IF PREVIOUS US presidential campaigns have taught us anything, it’s that it’s not just the candidates who are forced onto the world stage; their spouses too must take a place in the spotlight and look the part of a future First Lady.
This year’s election gave us America’s first female candidate, and while I wish I were writing today about the style of the future First Gentleman — Where does Bill get his suits? Does he buy bespoke or off the rack? — I must instead turn my gaze toward the inscrutable, steely countenance of Melania Trump.

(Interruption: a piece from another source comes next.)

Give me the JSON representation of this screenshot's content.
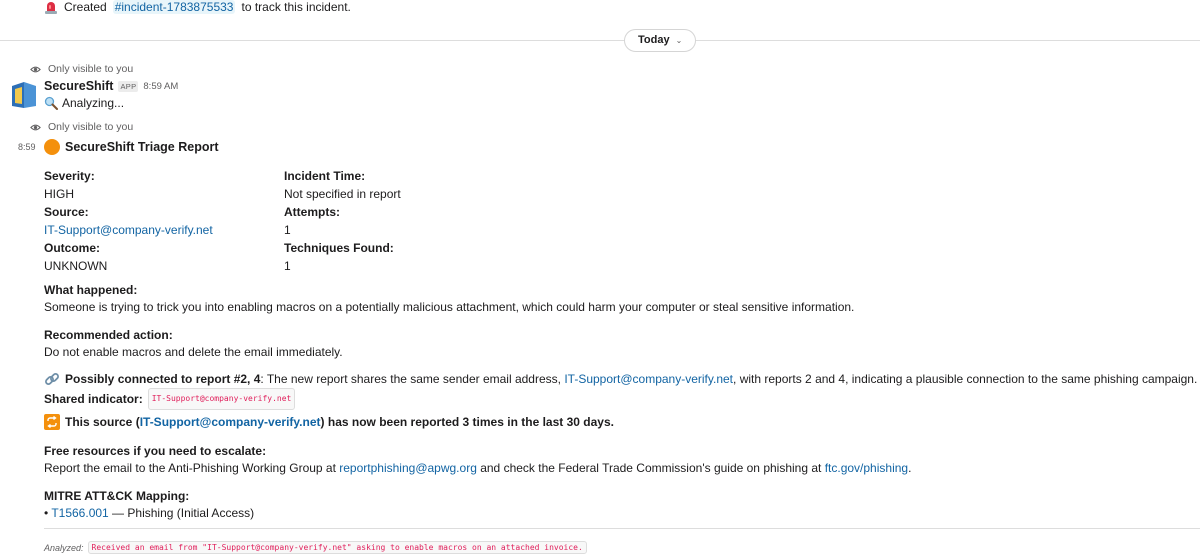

Having a former model in the White House must seem like a boon to America’s fashion industry, but though she’s as self-assured with her fashion choices as Michelle Obama, it remains to be seen whether the fashion world will embrace Melania with the same affection her predecessor enjoyed.
As the trophy wife of a billionaire, Melania knows how to dress to impress, but her sharp U-turn away from more overtly sexy choice shows she understands Trump’s demographic. Always a fan of form-fitting sheath dresses and jumpsuits, the ostentatious furs and revealing cuts she once favoured have been edged out for a softer, more elegant look, with muted tones and bouncy blowdrys softening her dramatic features.
Playing to a Christian fan base who expect her to look chaste and conservative even as her husband fends off countless accusations of sexual assault, she has dressed perfectly for the part, but her robotic demeanour and blowback from her plagiarised speech at the Republican National Congress left a campaign void to be filled — ideally by someone a little less “Stepford”.
Trump’s real secret weapon, his daughter Ivanka, was more than happy to lean in, and between them, Melania and Ivanka have become the acceptable face of the Trump campaign — poised and polished, they have mirrored each other in conservative, structured styles and soft tones; strong but unthreatening.
But while Ivanka has opted to wear her own, affordable clothing line, Melania favours high-end designers with eye-watering price points — a disconnect from the core Trump voter which belies her evident understanding of the symbolism of clothes.
In a cheeky nod to the notorious “grab her by the pussy” tapes, Melania wore a Gucci pussy-bow blouse (she denies it was intentional), and her outfit for Trump’s victory speech — a $4,000 (€3,600) Ralph Lauren jumpsuit — was an edgier take on Hillary’s signature white pant suit, by Hillary’s designer of choice.
The message it sent was clear: Mock Melania if you must, but underestimate her at your peril.